Politik

Affront gegen Nato: Türkei setzt im Ukraine-Krieg auf Neutralität

Die Türkei bemüht sich im Ukraine-Krieg um Neutralität. Dazu gehört auch, dass sie gemäß dem Vertrag von Montreux Kriegsschiffe vom Schwarzen Meer fernhält.
01.03.2022 17:54
Lesezeit: 2 min
Affront gegen Nato: Türkei setzt im Ukraine-Krieg auf Neutralität
Am 29. September empfing Wladimir Putin Recep Tayyip Erdogan in seiner Sommerresidenz Bocharov Ruchei. (Foto: dpa) Foto: Vladimir Smirnov

Der Krieg in der Ukraine wird für das Nato-Land Türkei zu einem Balanceakt. Besonders in ihrer Rolle als Hüterin der Meerengen zwischen Mittelmeer und Schwarzem Meer steckt das Land nach Ansicht von Experten derzeit in einer schwierigen Lage. «Die Türkei muss ihre Aktionen nun sehr sorgfältig einfädeln», sagte Serhat Güvenc, Professor für Internationale Beziehungen an der Istanbuler Kadir-Has-Universität am Dienstag der Deutschen Presse-Agentur. Die Diplomatie Ankaras verglich er mit einem Akrobaten, der am Klippenrand tanze.

Der türkische Außenminister Mevlüt Cavusoglu hatte am Montag eine Warnung für Kriegsschiffe aller Länder ausgesprochen, die Meerengen nicht zu passieren. Er betonte, dass sich die Türkei an den sogenannten Vertrag von Montreux halte.

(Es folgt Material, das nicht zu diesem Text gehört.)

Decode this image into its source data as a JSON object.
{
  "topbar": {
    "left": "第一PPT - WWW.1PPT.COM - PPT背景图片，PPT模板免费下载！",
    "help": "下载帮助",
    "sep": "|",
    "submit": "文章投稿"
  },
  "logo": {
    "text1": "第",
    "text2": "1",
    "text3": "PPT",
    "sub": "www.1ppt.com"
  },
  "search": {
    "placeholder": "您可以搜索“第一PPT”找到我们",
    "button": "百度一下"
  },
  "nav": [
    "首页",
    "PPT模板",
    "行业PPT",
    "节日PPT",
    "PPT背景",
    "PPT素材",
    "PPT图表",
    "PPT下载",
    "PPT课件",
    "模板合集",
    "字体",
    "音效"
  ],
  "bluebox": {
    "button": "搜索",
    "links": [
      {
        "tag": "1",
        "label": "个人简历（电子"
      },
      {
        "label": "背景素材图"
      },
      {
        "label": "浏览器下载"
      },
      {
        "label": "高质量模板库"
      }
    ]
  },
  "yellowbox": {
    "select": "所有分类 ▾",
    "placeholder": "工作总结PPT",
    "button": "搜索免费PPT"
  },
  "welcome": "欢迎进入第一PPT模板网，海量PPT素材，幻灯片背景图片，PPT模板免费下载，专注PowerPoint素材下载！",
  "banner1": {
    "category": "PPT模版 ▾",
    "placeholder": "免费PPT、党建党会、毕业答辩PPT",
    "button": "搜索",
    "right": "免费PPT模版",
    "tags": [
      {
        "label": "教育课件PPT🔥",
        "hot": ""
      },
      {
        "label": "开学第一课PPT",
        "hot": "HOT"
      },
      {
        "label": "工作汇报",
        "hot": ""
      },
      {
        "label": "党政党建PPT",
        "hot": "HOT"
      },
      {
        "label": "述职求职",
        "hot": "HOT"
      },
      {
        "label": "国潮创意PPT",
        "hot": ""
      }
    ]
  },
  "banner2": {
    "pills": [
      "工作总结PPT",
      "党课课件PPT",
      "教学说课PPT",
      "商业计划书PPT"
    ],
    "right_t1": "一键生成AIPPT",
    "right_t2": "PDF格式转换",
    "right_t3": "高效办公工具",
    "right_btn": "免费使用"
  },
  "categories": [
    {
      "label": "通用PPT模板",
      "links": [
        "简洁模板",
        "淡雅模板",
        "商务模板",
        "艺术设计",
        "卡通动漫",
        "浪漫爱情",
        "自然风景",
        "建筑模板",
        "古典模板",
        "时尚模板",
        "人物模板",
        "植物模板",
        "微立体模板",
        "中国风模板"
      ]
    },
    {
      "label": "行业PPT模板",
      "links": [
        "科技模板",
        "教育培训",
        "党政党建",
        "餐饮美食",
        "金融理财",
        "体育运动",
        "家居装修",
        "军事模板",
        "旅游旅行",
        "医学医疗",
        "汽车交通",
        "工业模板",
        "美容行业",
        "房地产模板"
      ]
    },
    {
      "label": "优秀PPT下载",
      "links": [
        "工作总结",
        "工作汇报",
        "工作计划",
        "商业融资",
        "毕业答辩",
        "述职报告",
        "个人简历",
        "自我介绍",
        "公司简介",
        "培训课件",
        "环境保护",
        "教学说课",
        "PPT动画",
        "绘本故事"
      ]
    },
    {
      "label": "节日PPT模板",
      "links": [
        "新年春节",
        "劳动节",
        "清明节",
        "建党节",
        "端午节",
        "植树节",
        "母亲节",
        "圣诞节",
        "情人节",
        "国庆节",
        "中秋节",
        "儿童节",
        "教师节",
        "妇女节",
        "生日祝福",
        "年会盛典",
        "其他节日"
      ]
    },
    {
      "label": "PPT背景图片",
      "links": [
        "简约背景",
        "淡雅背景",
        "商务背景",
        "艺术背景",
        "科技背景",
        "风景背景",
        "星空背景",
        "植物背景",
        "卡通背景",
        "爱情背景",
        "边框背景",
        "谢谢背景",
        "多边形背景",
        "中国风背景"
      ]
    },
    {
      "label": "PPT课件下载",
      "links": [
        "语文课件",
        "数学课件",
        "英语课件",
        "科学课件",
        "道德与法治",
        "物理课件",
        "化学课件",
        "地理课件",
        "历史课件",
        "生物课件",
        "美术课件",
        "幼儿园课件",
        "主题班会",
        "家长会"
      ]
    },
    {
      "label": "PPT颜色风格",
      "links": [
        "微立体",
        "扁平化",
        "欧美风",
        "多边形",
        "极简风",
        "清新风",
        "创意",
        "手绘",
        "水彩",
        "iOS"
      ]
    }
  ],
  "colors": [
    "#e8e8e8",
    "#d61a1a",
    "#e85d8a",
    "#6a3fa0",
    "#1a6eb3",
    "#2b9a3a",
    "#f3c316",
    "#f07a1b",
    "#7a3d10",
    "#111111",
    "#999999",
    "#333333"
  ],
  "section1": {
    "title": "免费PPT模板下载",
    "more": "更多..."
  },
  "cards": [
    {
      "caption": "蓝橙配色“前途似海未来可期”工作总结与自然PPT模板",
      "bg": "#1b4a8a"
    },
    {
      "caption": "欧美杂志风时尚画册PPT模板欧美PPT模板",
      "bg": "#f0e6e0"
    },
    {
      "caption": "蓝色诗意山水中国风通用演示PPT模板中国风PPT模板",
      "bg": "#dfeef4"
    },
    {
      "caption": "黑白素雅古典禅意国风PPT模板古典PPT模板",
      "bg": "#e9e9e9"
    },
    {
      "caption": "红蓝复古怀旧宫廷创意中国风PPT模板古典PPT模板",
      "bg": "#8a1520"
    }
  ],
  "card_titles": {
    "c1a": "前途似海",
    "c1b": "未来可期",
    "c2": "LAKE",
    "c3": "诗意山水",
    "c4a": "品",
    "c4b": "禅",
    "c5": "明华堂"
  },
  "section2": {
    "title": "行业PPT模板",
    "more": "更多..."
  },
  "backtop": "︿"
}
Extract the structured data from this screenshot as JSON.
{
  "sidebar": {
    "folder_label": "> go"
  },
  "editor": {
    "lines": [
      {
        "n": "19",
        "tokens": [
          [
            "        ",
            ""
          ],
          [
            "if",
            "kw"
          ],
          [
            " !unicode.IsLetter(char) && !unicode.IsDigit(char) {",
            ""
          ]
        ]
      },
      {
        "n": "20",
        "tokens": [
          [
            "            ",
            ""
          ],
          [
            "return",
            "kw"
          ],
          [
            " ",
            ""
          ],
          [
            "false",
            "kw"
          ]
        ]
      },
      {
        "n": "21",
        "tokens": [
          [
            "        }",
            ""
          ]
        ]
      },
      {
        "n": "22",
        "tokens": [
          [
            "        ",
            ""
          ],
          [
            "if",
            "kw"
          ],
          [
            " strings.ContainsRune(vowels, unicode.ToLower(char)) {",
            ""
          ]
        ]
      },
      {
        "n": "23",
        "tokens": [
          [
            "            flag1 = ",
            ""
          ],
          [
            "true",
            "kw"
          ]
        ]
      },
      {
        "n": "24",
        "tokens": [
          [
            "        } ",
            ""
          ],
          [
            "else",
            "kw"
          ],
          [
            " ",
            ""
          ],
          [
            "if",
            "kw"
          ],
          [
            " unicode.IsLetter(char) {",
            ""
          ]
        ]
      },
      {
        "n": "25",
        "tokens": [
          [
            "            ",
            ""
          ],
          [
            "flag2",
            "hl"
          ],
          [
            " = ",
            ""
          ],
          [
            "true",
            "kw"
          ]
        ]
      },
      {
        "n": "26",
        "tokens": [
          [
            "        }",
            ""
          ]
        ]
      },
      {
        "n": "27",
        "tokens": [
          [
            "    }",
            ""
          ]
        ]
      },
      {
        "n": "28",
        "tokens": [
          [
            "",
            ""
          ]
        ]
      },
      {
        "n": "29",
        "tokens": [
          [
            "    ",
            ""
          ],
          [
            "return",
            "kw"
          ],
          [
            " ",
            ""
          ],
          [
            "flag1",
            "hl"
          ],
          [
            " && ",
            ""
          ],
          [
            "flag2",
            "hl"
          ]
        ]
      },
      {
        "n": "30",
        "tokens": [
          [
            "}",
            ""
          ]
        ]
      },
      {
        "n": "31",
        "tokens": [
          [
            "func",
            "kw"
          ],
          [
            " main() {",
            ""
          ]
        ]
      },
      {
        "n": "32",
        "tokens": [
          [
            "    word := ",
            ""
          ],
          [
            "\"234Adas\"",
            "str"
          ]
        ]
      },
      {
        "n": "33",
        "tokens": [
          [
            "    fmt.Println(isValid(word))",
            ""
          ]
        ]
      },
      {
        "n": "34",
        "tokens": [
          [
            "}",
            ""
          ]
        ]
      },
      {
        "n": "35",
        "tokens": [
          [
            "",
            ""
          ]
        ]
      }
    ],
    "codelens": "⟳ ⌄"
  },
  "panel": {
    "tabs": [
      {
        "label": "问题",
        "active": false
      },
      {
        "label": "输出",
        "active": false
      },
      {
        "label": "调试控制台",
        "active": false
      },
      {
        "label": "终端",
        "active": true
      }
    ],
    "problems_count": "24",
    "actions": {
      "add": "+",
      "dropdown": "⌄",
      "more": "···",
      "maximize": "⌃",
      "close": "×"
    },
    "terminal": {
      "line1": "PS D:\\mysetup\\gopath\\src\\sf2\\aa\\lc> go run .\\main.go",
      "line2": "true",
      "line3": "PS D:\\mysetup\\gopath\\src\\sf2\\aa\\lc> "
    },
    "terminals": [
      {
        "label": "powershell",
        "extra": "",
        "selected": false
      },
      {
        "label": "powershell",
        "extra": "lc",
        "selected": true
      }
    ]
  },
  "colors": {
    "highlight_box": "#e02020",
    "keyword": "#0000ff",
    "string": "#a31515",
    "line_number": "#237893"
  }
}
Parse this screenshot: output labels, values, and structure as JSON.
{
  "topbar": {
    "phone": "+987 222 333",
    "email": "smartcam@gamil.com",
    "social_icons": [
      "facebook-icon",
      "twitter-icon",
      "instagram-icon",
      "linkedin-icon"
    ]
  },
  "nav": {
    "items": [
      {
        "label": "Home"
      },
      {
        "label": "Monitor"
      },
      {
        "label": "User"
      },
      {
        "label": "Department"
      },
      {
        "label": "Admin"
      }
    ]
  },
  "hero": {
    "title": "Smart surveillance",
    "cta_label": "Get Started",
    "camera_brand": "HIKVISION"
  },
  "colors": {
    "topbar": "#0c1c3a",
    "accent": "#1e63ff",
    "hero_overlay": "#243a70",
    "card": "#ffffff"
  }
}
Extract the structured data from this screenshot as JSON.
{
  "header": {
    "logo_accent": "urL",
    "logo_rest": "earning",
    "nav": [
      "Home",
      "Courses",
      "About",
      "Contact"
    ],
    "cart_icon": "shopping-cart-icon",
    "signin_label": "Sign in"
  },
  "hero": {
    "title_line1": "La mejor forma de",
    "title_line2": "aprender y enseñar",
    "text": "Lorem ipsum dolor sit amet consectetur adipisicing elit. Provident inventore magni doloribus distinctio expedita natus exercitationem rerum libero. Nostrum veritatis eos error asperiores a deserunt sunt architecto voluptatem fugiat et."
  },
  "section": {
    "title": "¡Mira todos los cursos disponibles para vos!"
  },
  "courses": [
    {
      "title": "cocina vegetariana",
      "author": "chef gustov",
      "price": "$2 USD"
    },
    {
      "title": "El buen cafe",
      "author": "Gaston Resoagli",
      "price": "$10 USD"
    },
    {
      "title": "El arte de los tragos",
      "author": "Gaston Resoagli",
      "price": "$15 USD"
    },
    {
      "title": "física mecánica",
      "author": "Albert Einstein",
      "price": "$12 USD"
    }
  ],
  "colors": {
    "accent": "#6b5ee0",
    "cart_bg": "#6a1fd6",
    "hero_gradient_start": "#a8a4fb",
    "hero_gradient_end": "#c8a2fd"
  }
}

Darin geht es um Folgendes: Die Meerengen Bosporus und Dardanellen bilden die einzige Verbindung von Schwarzem Meer und Mittelmeer - und sind darum wichtige Wasserwege für Schwarzmeeranrainer wie die Ukraine - aber für allem für Russland. In dem Vertrag von Montreux wurde der Türkei nach dem Ersten Weltkrieg die Souveränität über die Meerengen zurückgegeben, in ihm sind auch die Zugangsrechte geregelt.

Der Vertrag sieht Regelungen für unterschiedliche Szenarien vor und gibt der Türkei Interpretationsspielraum. In Kriegszeiten, wenn die Türkei sich selbst im Krieg befindet oder sich bedroht fühlt, kann sie laut Vertrag recht frei über die Zufahrtswege verfügen. Von einer akuten Bedrohung hat die Regierung im Zusammenhang mit dem Ukraine-Krieg bisher nicht gesprochen.

Wenn die Türkei - wie im aktuellen Fall - nicht am Krieg beteiligt ist, soll sie die Durchfahrt von Kriegsschiffen der Konfliktparteien verhindern (Artikel 19). Ausgenommen sind Kriegsschiffe, die durch die Meerengen in ihren Heimathafen zurückkehren. Experten sind der Ansicht, dass zurzeit faktisch Artikel 19 greift. Ob die Türkei ukrainischen oder russischen Kriegsschiffen die Durchfahrt durch die Meerengen tatsächlich verweigert, dürfte sich erst im konkreten Fall zeigen. Cavusoglu hatte am Montag betont, dass es zurzeit keine Anfragen für Durchfahrten gebe.

In der Praxis hat eine Verweigerung der Durchfahrt für den Krieg in der Ukraine ohnehin eher Symbolcharakter. Zum einen kann Russland von der Heimathäfen-Regelung Gebrauch machen. Zum anderen hat Moskau in den vergangenen Wochen bereits zahlreiche Kriegsschiffe über die Meerengen in das Schwarze Meer gebracht. «Russland braucht die Meerenge nicht», sagt Hüseyin Bagci, Professor für internationale Beziehungen an der Universität ÖDTÜ in Ankara. «Die Flotte im Schwarzen Meer ist stark genug, um die Ukrainer total zu zerstören.»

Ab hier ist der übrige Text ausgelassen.